Я вернулся к ее истории болезни и оказалось, что, когда она впервые появилась в клинике, частота сердечных сокращений (ЧСС) у нее составляла 112 ударов в минуту. Нормальная ЧСС сердечный ритм для девочки ее возраста должна быть ниже 100. Повышение ЧСС может сигнализировать о постоянной готовности к стрессу, еще более явно свидетельствуя, что ее проблемы являлись прямым ответом мозга на насилие. Если бы я теперь присваивал Тине диагностический ярлык, это был бы не синдром дефицита внимания, а скорее посттравматическое стрессовое расстройство — ПТСР.
Проработав с Тиной три года, я был очень доволен произошедшими видимыми изменениями. Из школы больше не поступало сообщений о ее «недопустимом» поведении в классе. Она делала уроки, ходила в школу и не дралась с детьми. Ее речь стала лучше; здесь большая часть проблем объяснялось тем, что она говорила очень тихо и учителя и даже мать Тины часто не могли понять ее, не говоря уже про ее произношение. Когда она научилась нормально говорить и окружающие тоже смогли чаще разговаривать с ней, она поняла, как это важно…
Кроме того, она стала более внимательна и менее импульсивна, и это произошло так быстро, что я даже не обсудил ее лечение со своими руководителями после первоначальной беседы с д-ром Стайном.

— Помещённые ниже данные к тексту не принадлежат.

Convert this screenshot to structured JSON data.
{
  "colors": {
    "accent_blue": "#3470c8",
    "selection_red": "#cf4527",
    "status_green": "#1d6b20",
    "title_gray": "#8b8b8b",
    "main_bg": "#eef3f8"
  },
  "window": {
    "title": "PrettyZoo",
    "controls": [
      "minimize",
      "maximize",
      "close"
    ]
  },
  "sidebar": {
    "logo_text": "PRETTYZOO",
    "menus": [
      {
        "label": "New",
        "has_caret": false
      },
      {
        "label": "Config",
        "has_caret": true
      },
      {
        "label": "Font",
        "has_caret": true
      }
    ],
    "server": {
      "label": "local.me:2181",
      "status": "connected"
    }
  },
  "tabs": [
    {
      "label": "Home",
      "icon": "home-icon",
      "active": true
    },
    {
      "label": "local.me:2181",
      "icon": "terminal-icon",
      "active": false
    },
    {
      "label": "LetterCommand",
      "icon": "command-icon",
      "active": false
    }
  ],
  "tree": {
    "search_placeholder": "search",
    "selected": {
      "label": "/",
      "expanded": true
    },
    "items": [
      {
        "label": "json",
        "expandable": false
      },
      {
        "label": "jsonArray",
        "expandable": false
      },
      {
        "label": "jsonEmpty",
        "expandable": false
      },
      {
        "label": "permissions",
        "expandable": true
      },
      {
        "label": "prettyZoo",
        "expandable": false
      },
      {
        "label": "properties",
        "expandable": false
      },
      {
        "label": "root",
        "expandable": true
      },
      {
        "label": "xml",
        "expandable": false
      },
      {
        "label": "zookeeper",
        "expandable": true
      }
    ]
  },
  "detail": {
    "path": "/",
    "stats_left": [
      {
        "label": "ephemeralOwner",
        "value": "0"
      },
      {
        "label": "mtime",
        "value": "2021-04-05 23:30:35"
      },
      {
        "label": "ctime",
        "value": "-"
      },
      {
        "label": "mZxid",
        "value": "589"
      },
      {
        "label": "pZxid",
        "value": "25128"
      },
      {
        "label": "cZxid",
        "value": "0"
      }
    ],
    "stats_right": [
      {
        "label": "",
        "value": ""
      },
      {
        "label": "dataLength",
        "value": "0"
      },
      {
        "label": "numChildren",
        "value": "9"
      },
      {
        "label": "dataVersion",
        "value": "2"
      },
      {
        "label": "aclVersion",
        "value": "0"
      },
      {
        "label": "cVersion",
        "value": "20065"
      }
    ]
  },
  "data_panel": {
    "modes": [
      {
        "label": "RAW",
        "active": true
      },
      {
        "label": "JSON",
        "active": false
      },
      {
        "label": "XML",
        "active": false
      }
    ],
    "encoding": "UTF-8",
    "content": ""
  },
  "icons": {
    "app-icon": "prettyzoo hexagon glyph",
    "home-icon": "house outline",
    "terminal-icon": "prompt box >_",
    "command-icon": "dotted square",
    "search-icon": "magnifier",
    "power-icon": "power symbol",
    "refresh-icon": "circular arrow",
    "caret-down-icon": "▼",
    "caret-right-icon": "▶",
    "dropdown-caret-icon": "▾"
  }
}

Во время наших встреч я позволял Тине управлять общением, но не упускал возможности использовать наши уроки, чтобы помочь ей чувствовать себя более уверенно в этом мире и вести себя разумно. Обычно люди учатся контролировать свою излишнюю импульсивность и обдумывать решения, общаясь с теми, кто их окружает, частично извлекая информацию из наставлений, частично получая ее в виде примера. Но Тина жила в таком окружении, что ей нечасто представлялась такая возможность — она не могла получить ни какие-то толковые объяснения, ни учиться, наблюдая разумные поступки близких. Окружающие ее люди просто спонтанно реагировали на все, что с ними случалось, и Тина поэтому вела себя таким же образом. Благодаря нашим встречам она получила возможность пользоваться ни с кем не разделенным вниманием (в данном случае, моим), и наши игры помогли ей усвоить некоторые уроки, в которых она так нуждалась. Например, когда наши занятия только начались, Тина не умела «перестраиваться». Она не умела ждать, она действовала и реагировала, не думая. В тех простых играх, в которые мы играли, я моделировал более подходящее случаю поведение и постоянно учил ее переждать, перед тем как делать первое, что пришло ей в голову. Основываясь на ее прекрасных успехах в школе, я действительно верил, что помог ей.